System-On-Chip (SoC) was a term used maybe a decade ago for chips, where a general-purpose computing core was attached to various peripherals (often heavyweight such as memory controllers or display controllers), originally intended to reduce need for pins for connections between the processor and peripherals. SoC often represented a chip-scale reduction of what was prevously built from individual chips on a board. SoC were generally seen as a counterpart to microcontrollers (mcu); SoC serving the high-end applications, mcus the low-end.Conventional microcontrollers (mainly 8-bit, such as the venerable 8051 and its derivatives, 8-bit PICs, or the original AVRs; but mostly also the 16-bit microcontrollers) are built tightly around the processor core, with all the buses and peripherals sharing a single clock. This greatly simplifies understanding of the mcu's timing for the users. However, this approach has drawbacks, too: peripherals are designed in a dedicated way to a particular mcu and are not portable to other mcus, increasing development costs. Also when the chip crosses a certain size (physically, but also in terms of clock fanout), clock distribution becames troublesome, in some cases clock skew between different parts of the chip becomes a serious issue.
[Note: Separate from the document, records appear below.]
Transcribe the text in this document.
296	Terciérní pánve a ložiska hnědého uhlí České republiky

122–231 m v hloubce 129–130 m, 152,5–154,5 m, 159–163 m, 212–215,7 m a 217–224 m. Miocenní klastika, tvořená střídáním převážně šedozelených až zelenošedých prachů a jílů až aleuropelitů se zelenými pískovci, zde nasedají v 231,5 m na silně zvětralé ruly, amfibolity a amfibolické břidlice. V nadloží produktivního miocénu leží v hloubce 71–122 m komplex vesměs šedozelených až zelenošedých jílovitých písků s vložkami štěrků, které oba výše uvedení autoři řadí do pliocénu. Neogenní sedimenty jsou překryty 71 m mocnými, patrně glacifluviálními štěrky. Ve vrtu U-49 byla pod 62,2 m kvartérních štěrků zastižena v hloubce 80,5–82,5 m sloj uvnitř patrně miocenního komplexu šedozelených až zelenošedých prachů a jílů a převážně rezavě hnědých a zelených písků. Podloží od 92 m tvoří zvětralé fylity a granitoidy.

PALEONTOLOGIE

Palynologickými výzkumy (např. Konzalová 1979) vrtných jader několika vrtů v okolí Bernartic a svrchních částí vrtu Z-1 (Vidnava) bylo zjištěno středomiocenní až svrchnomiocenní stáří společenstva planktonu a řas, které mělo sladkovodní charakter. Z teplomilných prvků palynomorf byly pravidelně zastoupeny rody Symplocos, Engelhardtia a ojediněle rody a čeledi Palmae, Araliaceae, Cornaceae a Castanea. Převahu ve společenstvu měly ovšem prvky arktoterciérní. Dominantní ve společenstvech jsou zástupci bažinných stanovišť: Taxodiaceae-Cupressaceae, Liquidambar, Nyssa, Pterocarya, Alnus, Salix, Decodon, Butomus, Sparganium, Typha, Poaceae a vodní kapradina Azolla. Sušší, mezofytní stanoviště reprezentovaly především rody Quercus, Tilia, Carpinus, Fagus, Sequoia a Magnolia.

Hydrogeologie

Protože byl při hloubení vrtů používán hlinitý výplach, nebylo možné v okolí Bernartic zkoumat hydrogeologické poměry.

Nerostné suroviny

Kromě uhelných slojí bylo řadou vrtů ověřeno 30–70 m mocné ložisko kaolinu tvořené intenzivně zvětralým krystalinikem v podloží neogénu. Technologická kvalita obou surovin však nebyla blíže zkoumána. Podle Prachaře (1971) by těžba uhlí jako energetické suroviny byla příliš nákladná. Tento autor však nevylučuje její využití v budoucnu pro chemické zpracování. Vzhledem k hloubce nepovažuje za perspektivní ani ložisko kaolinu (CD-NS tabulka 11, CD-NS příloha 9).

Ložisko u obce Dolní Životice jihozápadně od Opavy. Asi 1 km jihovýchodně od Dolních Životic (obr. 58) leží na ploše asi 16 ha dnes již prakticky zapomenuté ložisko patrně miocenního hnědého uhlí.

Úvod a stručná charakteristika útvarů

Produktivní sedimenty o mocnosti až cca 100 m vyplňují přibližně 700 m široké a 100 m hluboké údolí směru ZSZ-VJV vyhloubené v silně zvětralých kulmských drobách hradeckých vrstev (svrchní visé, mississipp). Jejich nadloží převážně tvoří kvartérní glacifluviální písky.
The 32-bit microcontrollers were created in a different way - they are based around slightly modified general-purpose 32-bit processor cores (ARM, MIPS), but the memories and peripherals are connected to it through a fabric of buses and bus matrices, augmented by quite a few dedicated inter-module signals (e.g. interrupts signaling). This allows to split clocks to several domains, interlocked or mutually independent; adding buffers to allow continued execution after writing to slow peripherals; accomodating slow memories and peripherals through waitstates signaling; multiplexing access to memories and peripherals from several busmasters (processor(s), DMA units).
This is exactly the way how the SoC were created. It's all that "good stuff" which allowed to generate complex circuitry from discrete processors/memories/peripheral chips, on a board, and it continues to allow integrating very complex circuitry on a single chip, while maintaining high speed of operation. Not only that, but it also simplifies design: as bus interfaces are standardized, individual modules (usually called IP for "Intellectual Property") can be purchased from various vendors and "slapped together" relatively easily.
The downside of this approach is, that timing becomes a complex issue, usually beyond the point where it could be described in simple terms. One of the practical consequences is, that programmers accustomed to write bit-banged protocols timed by instruction cycle counting, or to calculate performance of key routines in instruction cycles, in practice can't do that anymore. Even the seemingly simple GPIO toggling won't necessarily be directly related to the speed, at which the mcu operates.
As an additional problem, timing of some of those "extra" internal signals, which are not tied tightly to the bus structure, may cause surprising effects. Some of the better known are the "interrupt clear arrives late and causes the ISR to reenter for no reason" and "clock enable arrives later than a read/write to the same peripheral, which then fails". These are usually brought up when one tries to write tight and fast code, and are usually covered up by the usual bloaty vendor-supplied libraries.
As the raw clock frequency of the processing core increases, so does complexity discussed here, and more. High speeds are achieved thanks to parallelism, high level of pipelining, out of order execution, speculative execution, heavy involvement of caches and buffers and various strategies how they are used. Also the number of interconnecting elements such as bus matrices and inter-bus/inter-clock-domain interfaces increases, rarely being properly documented; concerns are being adressed by extensive handwaving and pointing to benchmarks which barely ever truly represent real-world applications. Users are often genuinely surprised to find out that while the raw clock increased by almost 2 orders of magnitude compared to the 8-bitters, the "worst-case reaction" or "control granularity" remained almost the same, with significantly increased uncertainty in timing. As these issues are not something discussed widely and, understandably, manufacturers are not keen to put this up front in their marketing nor engineering materials, this leads to much frustration among users these days.